His farm is located at an altitude of 1,930-2,100 above the sea level. His coffee grows under the shade of the forest, with both wild and selected planted varieties coming from Jimma research center.
It is fully organic and as he explains us: "if you come to my farm you won't only see coffee." Coffee is surrounded by many types of animals, shadow trees and other crops generating a complementary ecosystem.
" We have a potential to produce more qualitative organic coffee. But we need good prices. There's many challenges from nursery to export."
Being an independent and medium scale farmer, Negussie still has to face "many challenges from nursery to export." The biggest one is the financial capacity. All the other challenges - technologies, infrastructure, equipment - could be fixed if only farmers were not struggling.
The productivity of qualitative coffee is also at stake. He affirms that [Farmers] "have a potential to produce more qualitative organic coffee. But [they] need good prices"
Negussie is optimist though and trust the recent changes in the coffee marketing rules (cf.Coffee in Ethiopia).
"The recent opening is good. it gives opportunities"
Small farmers (of more than 2 ha) are indeed now allowed to sell their coffee directly if they manage to find a buyer. This will generally give them a better price than selling it to the public auctions organized by the Ethiopian Commodity Exchange. But a farmer also needs to work on quality and to know perfectly his coffee to be able to bargain and to get a good price.
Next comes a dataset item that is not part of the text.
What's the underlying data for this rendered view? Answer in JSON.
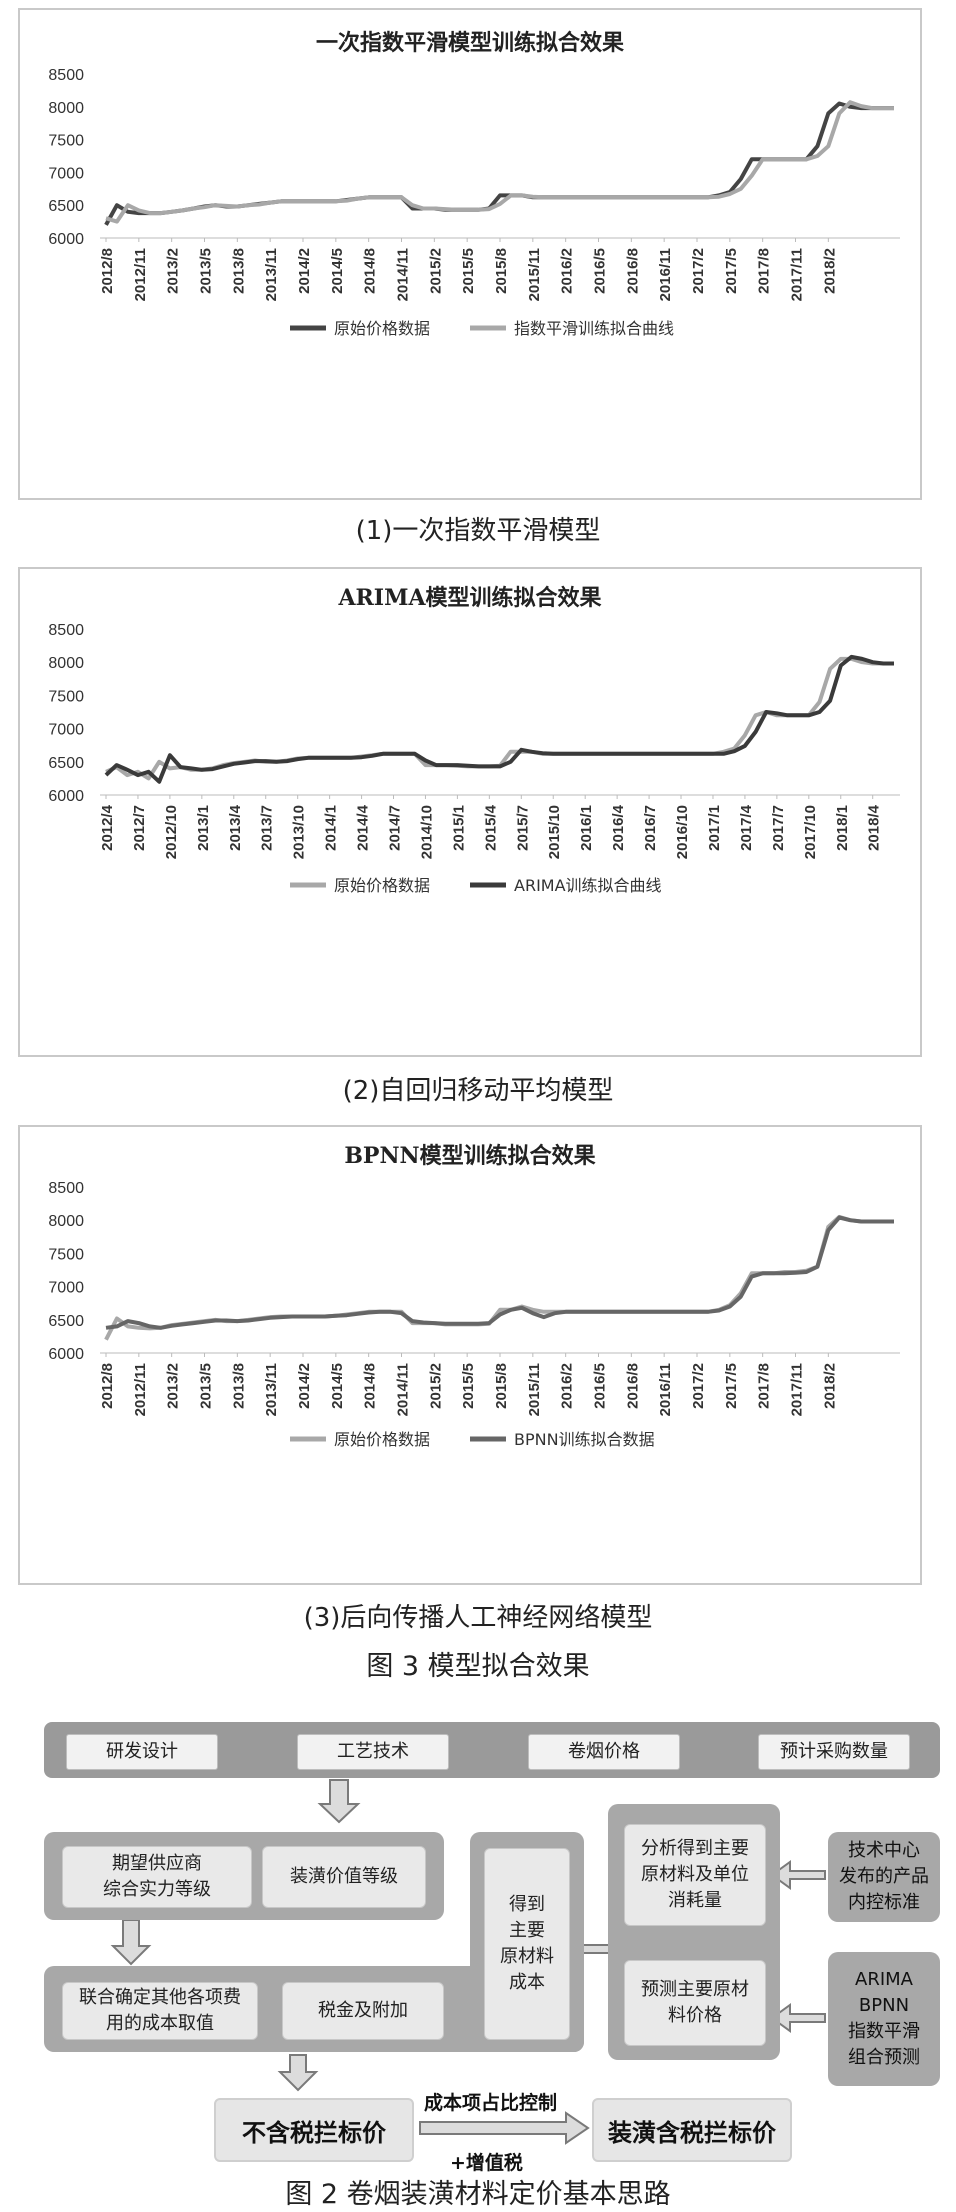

Then, Negussie tells us about his current project of coffee eco-tourism.
By next year, his homestay will be ready to host people that will be able to learn more about coffee, but also to taste the honey coming form the coffee flowers, the cascara infusion made of the dried cherry pulp, spices such as pepper and cardamom and of course, to attend a complete coffee ceremony.
He also wants to give his future guests the opportunity to "adopt" coffee trees to support the development of organic coffee farming. An ambitious project and an interesting activity to offer in this area full of history and yet, absolutely unknown and deserted from tourists.
"In kaffa region [coffee] is the sign of peace"
We end the conversation by an explanation on the meaning of Tatmara, the name of his farm.In the kaffa language tato means king and maro means forgiveness. It used to be the place where the king of Kaffa was giving forgiveness to the prisoners every year. "In kaffa region [coffee] is the sign of peace. So I'm blessed..." concludes Negussie.